Seizures that occur in patients admitted to the hospital for nonseizure reasons are likely to recur during the hospital stay, usually carry a high risk of mortality and morbidity, and often are not treated optimally, researchers reported in the online January 14 JAMA Neurology.
In a retrospective study of 218 patients who had seizures when they were inpatients at medical, surgical, or emergency departments at two New York hospitals, the overall rate of death or discharge to hospice care was 14%, said Madeline C. Fields, MD, of the Department of Neurology at Mount Sinai School of Medicine, New York City, and colleagues.
A Need for Management Guidelines
The investigators sought to describe the epidemiology of hospital-onset seizures, because until now, no studies in the United States had done so. No management guidelines are available for clinicians, and even the usefulness of antiepileptic drugs (AEDs) is uncertain. “This is surprising considering that hospital-onset seizures are dramatic events that often lead to increased intensity of medical care, consultations, and prolonged hospital stays,” the authors noted.
The Agency for Healthcare Research and Quality estimates that seizures develop during approximately 1.4 million hospitalizations each year, or about 4% of all annual hospitalizations. When they occur in people with no history of seizure, it is usually because of stroke, infection, or metabolic disturbances. When they develop in people with a history of seizure, it is thought to be because stress, medication, sleep deprivation, fever, or other factors related to the hospitalization exacerbate the underlying seizure disorder.
Dr. Fields’s group reviewed one year of medical records from a large nonprofit and a large municipal hospital affiliated with New York University, identifying 218 cases in which adults admitted for nonseizure indications developed hospital-onset seizures. Most of these cases (64%) occurred in patients without a history of seizures.
Among the 79 (36%) patients with a history of seizures, 16 (20%) were not taking AEDs at hospitalization, 32 (41%) were taking a single AED, and 31 (39%) were taking two or more AEDs.
Most patients (61%) in the entire study population had multiple seizures during the hospital stay. A total of 39% of patients had seizures on multiple days, while another 22% had multiple seizures during a single day. Close to half (43%) of the patients who had new-onset seizures had recurrences during the hospital stay, as did 32% of patients who had a history of seizure.
These high rates of seizure recurrence “have never been reported and may be important” for clinicians trying to manage such cases, the researchers said.
Status epilepticus occurred in 8% of patients overall and was the index seizure in 6% overall. The most common types of seizure were generalized tonic-clonic convulsions (33%) and complex partial seizures (21%). This was true in both patients with no history of seizures and in those with known seizure disorders.
Common Causes of Seizures
The most frequent identifiable reasons for the seizures, other than exacerbation of an existing seizure disorder, were stroke, metabolic derangement, and brain tumor. Stroke was the most common etiology in patients who had multiple seizures during a single day, whereas metabolic abnormalities were the most common etiology in patients who had isolated seizures on multiple days.
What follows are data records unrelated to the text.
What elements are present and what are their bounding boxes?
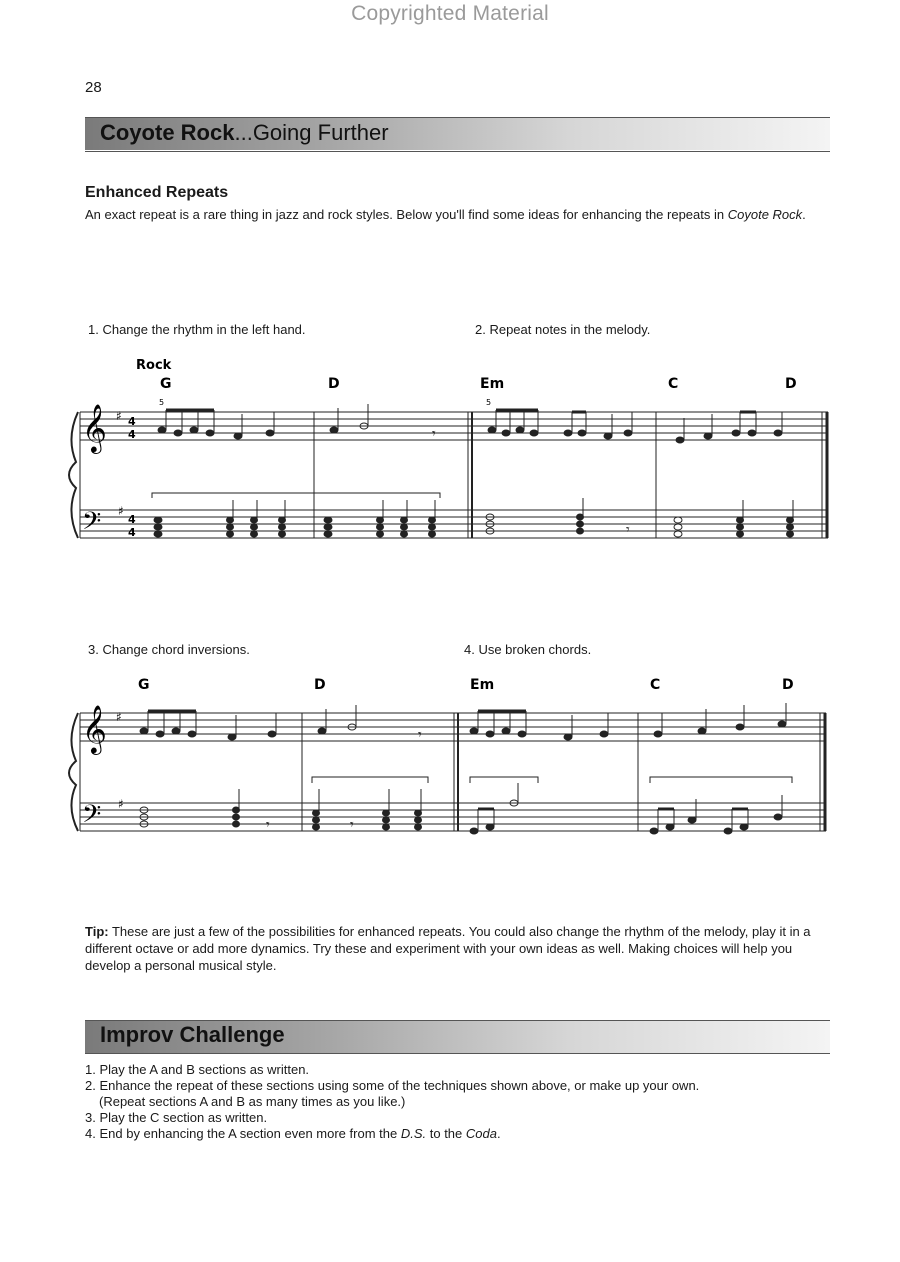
list-item [85, 1094, 825, 1110]
section-title [100, 120, 389, 146]
bass-staff [80, 803, 826, 831]
key-sharp-icon: ♯ [116, 409, 122, 423]
time-signature-bottom: 4 [128, 526, 136, 539]
fingering-number: 5 [486, 398, 492, 407]
barlines [302, 713, 825, 831]
intro-end: . [802, 207, 806, 222]
list-item [85, 1110, 825, 1126]
grand-staff-brace [69, 713, 78, 831]
intro-text: An exact repeat is a rare thing in jazz and rock styles. Below you'll find some ideas for enhancing the repeats in [85, 207, 728, 222]
list-item [85, 1126, 825, 1142]
step-text: (Repeat sections A and B as many times as you like.) [99, 1094, 406, 1109]
chord-symbol: D [328, 376, 340, 392]
banner-rule-top [85, 117, 830, 118]
banner-rule-bottom [85, 1053, 830, 1054]
step-number: 1. [85, 1062, 96, 1077]
enhanced-repeats-heading: Enhanced Repeats [85, 184, 229, 201]
grand-staff-brace [69, 412, 78, 538]
fingering-number: 5 [159, 398, 165, 407]
step-text: End by enhancing the A section even more from the [99, 1126, 401, 1141]
intro-title-italic: Coyote Rock [727, 207, 803, 222]
music-system-2 [60, 665, 840, 860]
chord-symbol: C [668, 376, 679, 392]
improv-challenge-title: Improv Challenge [100, 1022, 285, 1047]
bass-staff [80, 510, 828, 538]
banner-rule-bottom [85, 151, 830, 152]
bracket-line [312, 777, 792, 783]
chord-symbol: Em [470, 677, 495, 693]
tempo-marking: Rock [136, 358, 172, 373]
step-number: 3. [85, 1110, 96, 1125]
chord-symbol: D [785, 376, 797, 392]
banner-rule-top [85, 1020, 830, 1021]
step-text: Play the A and B sections as written. [99, 1062, 310, 1077]
chord-symbol: Em [480, 376, 505, 392]
step-coda-italic: Coda [465, 1126, 497, 1141]
intro-paragraph [85, 206, 825, 223]
example-4-caption: 4. Use broken chords. [464, 642, 592, 657]
section-title-rest: ...Going Further [234, 120, 389, 145]
step-ds-italic: D.S. [400, 1126, 427, 1141]
rest-icon: 𝄾 [418, 727, 422, 743]
tip-paragraph [85, 923, 825, 974]
bass-clef-icon: 𝄢 [82, 800, 102, 835]
list-item [85, 1062, 825, 1078]
example-3-caption: 3. Change chord inversions. [88, 642, 250, 657]
example-1-caption: 1. Change the rhythm in the left hand. [88, 322, 306, 337]
key-sharp-icon: ♯ [118, 504, 124, 518]
rest-icon: 𝄾 [626, 522, 630, 538]
step-text: Play the C section as written. [99, 1110, 268, 1125]
treble-clef-icon: 𝄞 [82, 704, 107, 753]
music-system-1 [60, 350, 840, 560]
chord-symbol: G [160, 376, 172, 392]
example-2-caption: 2. Repeat notes in the melody. [475, 322, 651, 337]
copyright-watermark: Copyrighted Material [351, 2, 549, 25]
chord-symbol: C [650, 677, 661, 693]
list-item [85, 1078, 825, 1094]
step-text: Enhance the repeat of these sections using some of the techniques shown above, or make up your own. [99, 1078, 700, 1093]
treble-clef-icon: 𝄞 [82, 403, 107, 452]
step-number: 2. [85, 1078, 96, 1093]
chord-symbol: G [138, 677, 150, 693]
bass-clef-icon: 𝄢 [82, 507, 102, 542]
chord-symbol: D [314, 677, 326, 693]
step-text-mid: to the [426, 1126, 466, 1141]
rest-icon: 𝄾 [266, 817, 270, 833]
tip-text: These are just a few of the possibilities for enhanced repeats. You could also change the rhythm of the melody, play it in a different octave or add more dynamics. Try these and experiment with your own ideas as well. Making choices will help you develop a personal musical style. [85, 924, 811, 973]
key-sharp-icon: ♯ [118, 797, 124, 811]
treble-staff [80, 412, 828, 440]
section-title-bold: Coyote Rock [100, 120, 235, 145]
step-number: 4. [85, 1126, 96, 1141]
rest-icon: 𝄾 [350, 817, 354, 833]
rest-icon: 𝄾 [432, 426, 436, 442]
treble-notes [158, 404, 782, 443]
page-number: 28 [85, 79, 102, 96]
bass-chords [140, 783, 782, 834]
time-signature-top: 4 [128, 415, 136, 428]
step-text-end: . [496, 1126, 501, 1141]
bracket-line [152, 493, 440, 498]
tip-label: Tip: [85, 924, 109, 939]
chord-symbol: D [782, 677, 794, 693]
key-sharp-icon: ♯ [116, 710, 122, 724]
time-signature-bottom: 4 [128, 428, 136, 441]
improv-steps-list [85, 1062, 825, 1142]
time-signature-top: 4 [128, 513, 136, 526]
Death or discharge to hospice care was considered “common” in this study, occurring in 14% of patients overall. Among patients with no history of seizures, this rate was even higher at 19%. This outcome occurred more often in patients who had recurrences during their stay (21%) than in those who had only a single seizure while hospitalized (10%).
In other settings, newer AEDs are recommended for patients with comorbidities, because they are less likely than are older agents to interact with other medications, less likely to provoke adverse reactions, and do not carry the risk of protein-binding abnormalities that older agents do. However, in this study, older AEDs were much more likely to be prescribed.
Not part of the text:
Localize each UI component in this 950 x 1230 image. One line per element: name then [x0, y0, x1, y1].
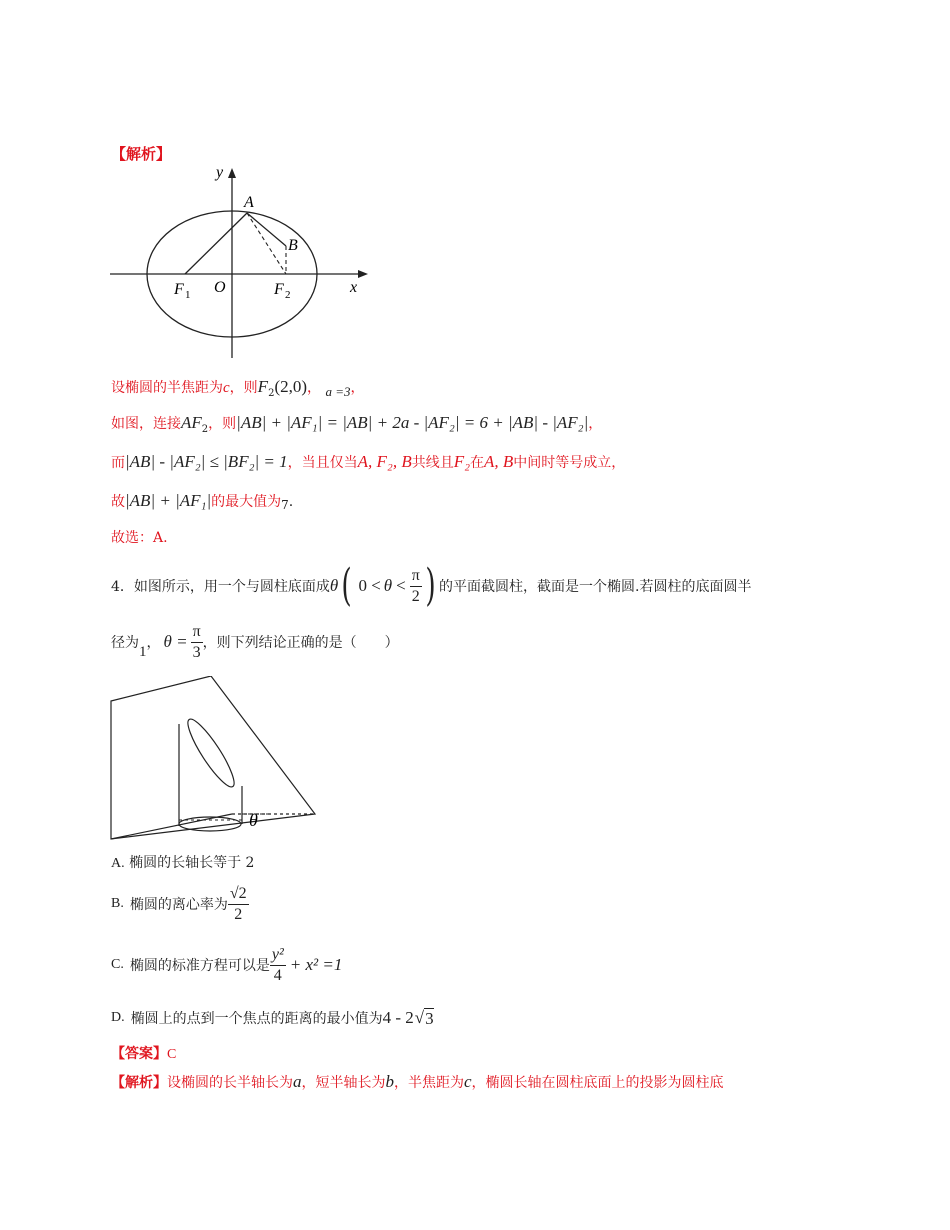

Phenytoin was the first-line choice in half of the patients who had no history of seizures, as well as in 28% of those who had a history of seizures. Moreover, “phenytoin was not always used in a manner commensurate with current standards,” Dr. Fields and her associates wrote.
The loading dose of IV phenytoin often was not individualized to the patient, resulting in a subtherapeutic dose in 21% of cases and a supratherapeutic dose in 9%. The loading dose was not checked in another 29% of cases.
In addition, 26% of the patients discharged from the hospital were given prescriptions for phenytoin at that time. It may be that selection of this hepatic-enzyme-inducing drug was “predicated on acute choice rather than consideration of the consequences of long-term therapy in what is most likely an ill population receiving concomitant medications whose metabolism could be affected by phenytoin,” the researchers wrote.